冬が来る前に鉄筋コンクリート造りに移り住みたい

なにゆえともなく文明を忘れたどこかの島の民のように寒風をよけるために鉄筋コンクリート造りの住処に移り住みたいと冬の寒さが日毎厳しく辛くなる間に思うに至った。冬が来る前に結婚しよう。それしかない。そんなことを思い結婚を決めた。いい加減と言ったらいい加減なのかもしれないが、とにかく結婚というものをしてみたいという新しい事への意気込みばかりで紹介された人とすんなり結婚してしまった。彼が住んでいた鉄筋コンクリート造りの10階建ての一室に移り住むことになった。鉄筋コンクリート造りでなければ親密な空気がないだの旦那と同じ部屋に眠っている人でなければ人生がないのとさんざん言われていたのだが、果たして言葉ほどではないにしろ幾つかの出来事は訪れた。
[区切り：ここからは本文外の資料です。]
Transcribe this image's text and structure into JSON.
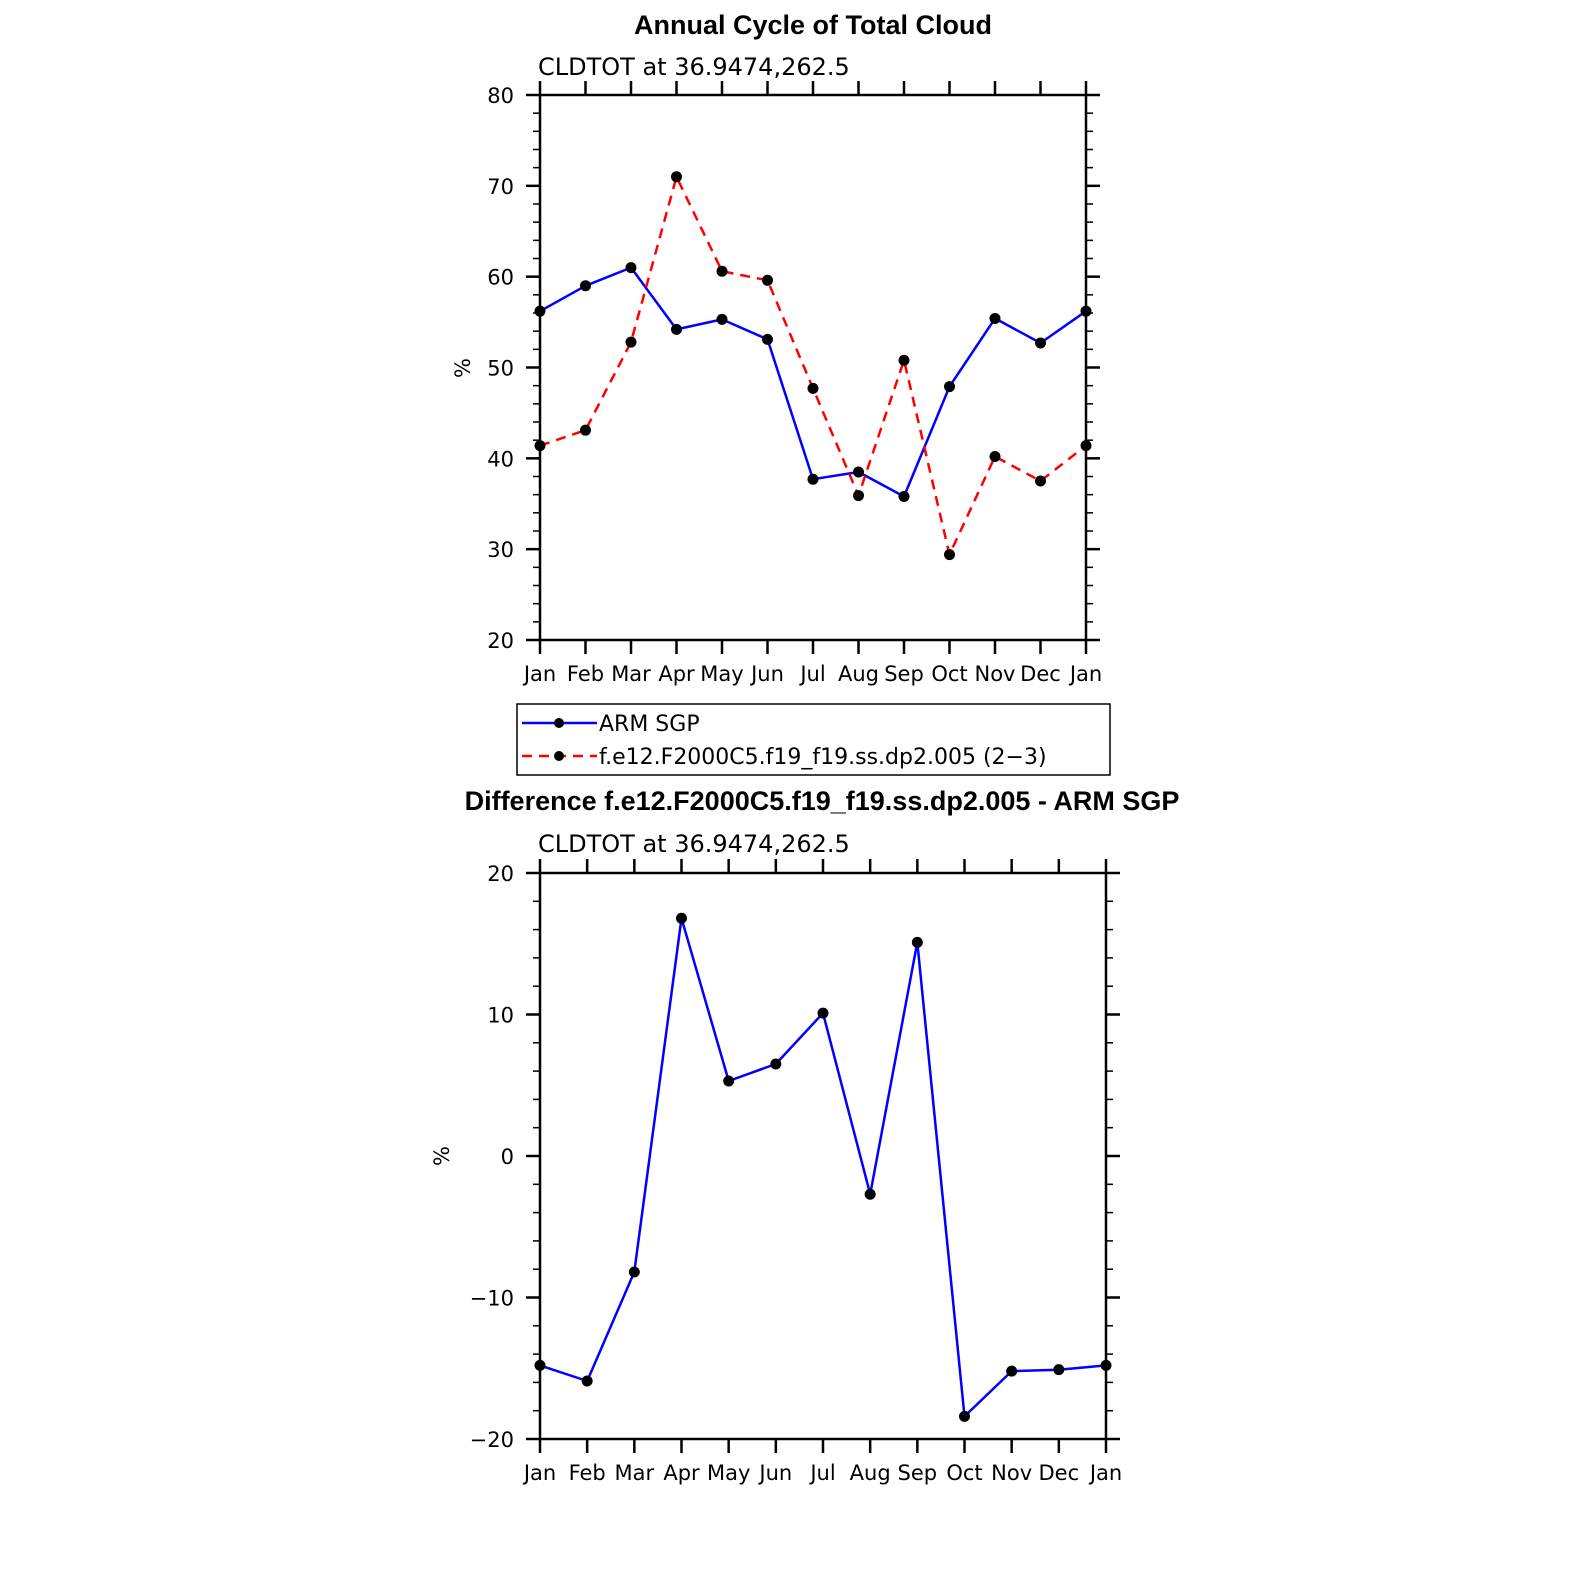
{
  "colors": {
    "series_blue": "#0000ff",
    "series_red": "#ff0000",
    "marker": "#000000",
    "axis": "#000000"
  },
  "chart_data": [
    {
      "type": "line",
      "title": "Annual Cycle of Total Cloud",
      "subtitle": "CLDTOT at 36.9474,262.5",
      "xlabel": "",
      "ylabel": "%",
      "categories": [
        "Jan",
        "Feb",
        "Mar",
        "Apr",
        "May",
        "Jun",
        "Jul",
        "Aug",
        "Sep",
        "Oct",
        "Nov",
        "Dec",
        "Jan"
      ],
      "ylim": [
        20,
        80
      ],
      "yticks": [
        20,
        30,
        40,
        50,
        60,
        70,
        80
      ],
      "series": [
        {
          "name": "ARM SGP",
          "style": "solid",
          "color": "#0000ff",
          "values": [
            56.2,
            59.0,
            61.0,
            54.2,
            55.3,
            53.1,
            37.7,
            38.5,
            35.8,
            47.9,
            55.4,
            52.7,
            56.2
          ]
        },
        {
          "name": "f.e12.F2000C5.f19_f19.ss.dp2.005 (2−3)",
          "style": "dashed",
          "color": "#ff0000",
          "values": [
            41.4,
            43.1,
            52.8,
            71.0,
            60.6,
            59.6,
            47.7,
            35.9,
            50.8,
            29.4,
            40.2,
            37.5,
            41.4
          ]
        }
      ]
    },
    {
      "type": "line",
      "title": "Difference f.e12.F2000C5.f19_f19.ss.dp2.005 - ARM SGP",
      "subtitle": "CLDTOT at 36.9474,262.5",
      "xlabel": "",
      "ylabel": "%",
      "categories": [
        "Jan",
        "Feb",
        "Mar",
        "Apr",
        "May",
        "Jun",
        "Jul",
        "Aug",
        "Sep",
        "Oct",
        "Nov",
        "Dec",
        "Jan"
      ],
      "ylim": [
        -20,
        20
      ],
      "yticks": [
        -20,
        -10,
        0,
        10,
        20
      ],
      "ytick_labels": [
        "−20",
        "−10",
        "0",
        "10",
        "20"
      ],
      "series": [
        {
          "name": "Difference",
          "style": "solid",
          "color": "#0000ff",
          "values": [
            -14.8,
            -15.9,
            -8.2,
            16.8,
            5.3,
            6.5,
            10.1,
            -2.7,
            15.1,
            -18.4,
            -15.2,
            -15.1,
            -14.8
          ]
        }
      ]
    }
  ]
}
隙間風が入らない密な感じというのが、鉄筋コンクリート造りの良いところだろうと思った。たぶん、高層マンションなどから勝ち目がないと言われているコンクリート造りだとある筈のものを無いと言われたりするのだろう。結局は離婚してかえって来たのだが、そんな鉄筋コンクリート造り体験は貴重と言ったら貴重な体験だった。もう移り住まない。